Water Co. Wins SARStock Case

Toronto promoter Johnathan Vrozos and Molson Sport and Entertainment have been ordered to pay $1.4 million in damages to a small bottling company over a years-old concert contract.

The 2003 SARStock featured AC/DC, Rush, The Guess Who and headliners The Rolling Stones, reportedly drawing 450,000 to Toronto’s Downsview Park on a hot July day.

In the leadup to the concert, indigenous-owned Wahta Natural Spring Water scored exclusive rights to sell bottled water at the event, a major get for the young firm.

Wahta kicked into high gear, renting refrigerated trailers to transport millions of bottles of water to the park to sell at $3 a pop, according to court documents obtained by the Toronto Star. Day of show the company sold just 250,000 units.

“It is clear that at every turn, that trust and confidence was thoroughly abused by Vrozos for his own personal gain in ways that were utterly dishonest and gratuitous,” the Ontario Court of Appeal wrote.

For starters, Wahta’s contract wasn’t quite as exclusive as the company had thought.
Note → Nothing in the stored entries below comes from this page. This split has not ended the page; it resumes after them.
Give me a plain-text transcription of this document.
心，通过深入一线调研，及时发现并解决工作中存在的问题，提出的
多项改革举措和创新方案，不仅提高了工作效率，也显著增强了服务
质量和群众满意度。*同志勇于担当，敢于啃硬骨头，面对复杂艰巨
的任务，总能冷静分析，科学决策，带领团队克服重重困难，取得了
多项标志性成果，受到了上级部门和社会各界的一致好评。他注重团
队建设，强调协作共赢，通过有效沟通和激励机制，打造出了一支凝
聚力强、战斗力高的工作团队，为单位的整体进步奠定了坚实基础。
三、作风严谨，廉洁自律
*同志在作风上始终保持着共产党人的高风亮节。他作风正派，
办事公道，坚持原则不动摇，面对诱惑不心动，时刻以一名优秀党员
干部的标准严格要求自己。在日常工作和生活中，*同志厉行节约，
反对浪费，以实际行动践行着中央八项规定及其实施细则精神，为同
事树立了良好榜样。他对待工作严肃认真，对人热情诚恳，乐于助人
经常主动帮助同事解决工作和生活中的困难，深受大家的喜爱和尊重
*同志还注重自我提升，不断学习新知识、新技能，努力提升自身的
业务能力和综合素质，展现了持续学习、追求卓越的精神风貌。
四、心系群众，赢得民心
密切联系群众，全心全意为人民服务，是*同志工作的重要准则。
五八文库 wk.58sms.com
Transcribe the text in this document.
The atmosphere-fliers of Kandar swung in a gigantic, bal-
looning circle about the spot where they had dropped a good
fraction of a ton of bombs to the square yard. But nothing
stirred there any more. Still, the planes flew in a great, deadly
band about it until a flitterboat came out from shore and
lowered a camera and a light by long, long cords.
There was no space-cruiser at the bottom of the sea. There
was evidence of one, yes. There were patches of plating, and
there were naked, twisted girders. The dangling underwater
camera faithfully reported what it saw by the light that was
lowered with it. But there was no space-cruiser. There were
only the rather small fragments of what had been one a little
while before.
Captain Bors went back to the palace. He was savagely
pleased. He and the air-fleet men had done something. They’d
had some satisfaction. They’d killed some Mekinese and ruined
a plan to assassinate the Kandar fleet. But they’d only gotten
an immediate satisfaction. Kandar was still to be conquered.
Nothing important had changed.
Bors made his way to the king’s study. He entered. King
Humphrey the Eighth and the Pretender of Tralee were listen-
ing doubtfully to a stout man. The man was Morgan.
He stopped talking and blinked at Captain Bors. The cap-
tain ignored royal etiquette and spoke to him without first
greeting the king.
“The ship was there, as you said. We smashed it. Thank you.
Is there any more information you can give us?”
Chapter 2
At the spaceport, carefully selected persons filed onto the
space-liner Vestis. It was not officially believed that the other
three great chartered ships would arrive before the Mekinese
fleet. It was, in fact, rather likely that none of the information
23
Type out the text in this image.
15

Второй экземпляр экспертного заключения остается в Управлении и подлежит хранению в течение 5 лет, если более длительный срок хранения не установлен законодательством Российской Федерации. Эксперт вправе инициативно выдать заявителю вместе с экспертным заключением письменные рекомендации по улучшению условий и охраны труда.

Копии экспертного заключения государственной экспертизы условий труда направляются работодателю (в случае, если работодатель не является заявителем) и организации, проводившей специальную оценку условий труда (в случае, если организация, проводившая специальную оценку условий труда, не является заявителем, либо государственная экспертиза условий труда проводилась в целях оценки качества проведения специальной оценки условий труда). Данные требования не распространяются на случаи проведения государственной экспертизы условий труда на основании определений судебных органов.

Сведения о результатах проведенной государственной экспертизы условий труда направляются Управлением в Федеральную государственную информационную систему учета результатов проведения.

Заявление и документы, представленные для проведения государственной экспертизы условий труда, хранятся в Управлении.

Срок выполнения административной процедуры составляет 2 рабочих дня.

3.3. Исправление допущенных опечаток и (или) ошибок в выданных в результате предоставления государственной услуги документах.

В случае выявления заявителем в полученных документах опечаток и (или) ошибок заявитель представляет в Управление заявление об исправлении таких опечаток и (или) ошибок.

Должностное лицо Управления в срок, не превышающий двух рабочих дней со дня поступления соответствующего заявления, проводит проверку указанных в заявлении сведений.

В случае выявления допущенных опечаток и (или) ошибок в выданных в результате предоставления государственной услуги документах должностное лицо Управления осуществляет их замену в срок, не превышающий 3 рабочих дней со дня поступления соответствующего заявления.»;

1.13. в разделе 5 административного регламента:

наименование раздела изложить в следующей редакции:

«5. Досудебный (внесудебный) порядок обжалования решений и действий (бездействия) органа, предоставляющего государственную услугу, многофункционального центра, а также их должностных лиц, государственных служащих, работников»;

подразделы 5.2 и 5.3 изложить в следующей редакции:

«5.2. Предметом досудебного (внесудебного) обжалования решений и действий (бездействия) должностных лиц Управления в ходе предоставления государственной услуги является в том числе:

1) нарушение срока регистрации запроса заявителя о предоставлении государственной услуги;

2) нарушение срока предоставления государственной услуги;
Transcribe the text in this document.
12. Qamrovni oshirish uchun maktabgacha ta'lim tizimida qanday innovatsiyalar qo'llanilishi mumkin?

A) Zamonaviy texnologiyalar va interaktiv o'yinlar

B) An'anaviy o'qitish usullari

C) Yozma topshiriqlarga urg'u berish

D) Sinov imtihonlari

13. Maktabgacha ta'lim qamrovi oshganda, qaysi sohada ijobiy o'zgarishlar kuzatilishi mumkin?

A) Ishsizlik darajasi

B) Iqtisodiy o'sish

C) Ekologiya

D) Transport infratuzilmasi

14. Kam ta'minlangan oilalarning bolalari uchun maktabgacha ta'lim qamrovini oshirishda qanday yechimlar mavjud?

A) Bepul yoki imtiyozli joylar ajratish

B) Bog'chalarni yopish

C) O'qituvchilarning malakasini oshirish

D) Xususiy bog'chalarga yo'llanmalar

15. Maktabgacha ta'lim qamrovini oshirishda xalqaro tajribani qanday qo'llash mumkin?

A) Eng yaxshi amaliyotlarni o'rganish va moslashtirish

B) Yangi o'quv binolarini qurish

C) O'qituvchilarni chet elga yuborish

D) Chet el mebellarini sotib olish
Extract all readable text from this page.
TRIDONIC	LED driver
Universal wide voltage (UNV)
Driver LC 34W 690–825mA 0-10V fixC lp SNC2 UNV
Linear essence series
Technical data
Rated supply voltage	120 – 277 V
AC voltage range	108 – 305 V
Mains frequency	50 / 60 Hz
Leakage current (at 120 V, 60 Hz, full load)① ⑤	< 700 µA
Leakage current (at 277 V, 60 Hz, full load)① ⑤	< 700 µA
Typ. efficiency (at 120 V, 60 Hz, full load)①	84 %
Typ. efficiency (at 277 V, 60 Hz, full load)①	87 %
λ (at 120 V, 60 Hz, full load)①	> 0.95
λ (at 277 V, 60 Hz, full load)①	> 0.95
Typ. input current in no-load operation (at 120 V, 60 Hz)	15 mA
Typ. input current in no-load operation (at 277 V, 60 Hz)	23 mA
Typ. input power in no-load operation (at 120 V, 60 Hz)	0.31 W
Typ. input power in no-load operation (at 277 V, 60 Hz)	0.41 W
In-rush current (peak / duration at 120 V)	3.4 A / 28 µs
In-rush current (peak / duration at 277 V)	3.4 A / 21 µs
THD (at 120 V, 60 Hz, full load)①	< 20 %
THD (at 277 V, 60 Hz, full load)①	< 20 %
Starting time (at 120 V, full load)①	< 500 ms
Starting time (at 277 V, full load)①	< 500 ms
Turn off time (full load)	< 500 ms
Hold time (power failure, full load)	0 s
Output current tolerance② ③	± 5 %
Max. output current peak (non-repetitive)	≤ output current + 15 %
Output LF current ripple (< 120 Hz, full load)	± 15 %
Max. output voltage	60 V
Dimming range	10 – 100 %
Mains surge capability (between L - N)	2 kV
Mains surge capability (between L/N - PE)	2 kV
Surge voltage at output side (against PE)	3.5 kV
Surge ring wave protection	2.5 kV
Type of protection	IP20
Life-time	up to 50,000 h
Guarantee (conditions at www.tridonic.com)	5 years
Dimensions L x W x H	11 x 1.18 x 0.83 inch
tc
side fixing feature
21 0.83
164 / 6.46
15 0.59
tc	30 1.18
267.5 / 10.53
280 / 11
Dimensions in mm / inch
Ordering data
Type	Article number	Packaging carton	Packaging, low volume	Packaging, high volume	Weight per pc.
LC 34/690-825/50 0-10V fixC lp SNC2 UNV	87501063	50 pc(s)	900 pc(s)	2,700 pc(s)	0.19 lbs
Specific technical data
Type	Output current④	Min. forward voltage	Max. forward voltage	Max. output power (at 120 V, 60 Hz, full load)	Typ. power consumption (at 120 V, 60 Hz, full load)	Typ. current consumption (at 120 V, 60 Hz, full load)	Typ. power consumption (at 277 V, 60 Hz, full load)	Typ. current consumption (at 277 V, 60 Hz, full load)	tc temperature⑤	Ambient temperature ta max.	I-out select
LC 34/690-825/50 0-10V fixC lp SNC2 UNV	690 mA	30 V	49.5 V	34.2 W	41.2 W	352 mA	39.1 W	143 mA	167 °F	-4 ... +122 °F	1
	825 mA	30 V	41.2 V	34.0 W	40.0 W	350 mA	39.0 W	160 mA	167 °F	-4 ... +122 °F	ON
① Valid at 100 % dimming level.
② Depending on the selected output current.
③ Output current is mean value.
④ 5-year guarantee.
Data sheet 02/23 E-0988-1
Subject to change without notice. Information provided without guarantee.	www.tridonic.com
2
“Without Wahta’s knowledge, Vroszos entered into a number of deals with other vendors in which he gave them the right to sell water at the concert,” the court said.
Vrozos also reportedly gave away hundreds of thousands of bottles of the company’s water without providing reimbursement and took more than $600,000 in cash from a Wahta trailer following the show.

Vrozos, who has operated the city’s Palais Royale ballroom and the Brunswick House tavern, was ordered to pay more than $800,000 in damages and Molson will pay more than $600,000, the paper said.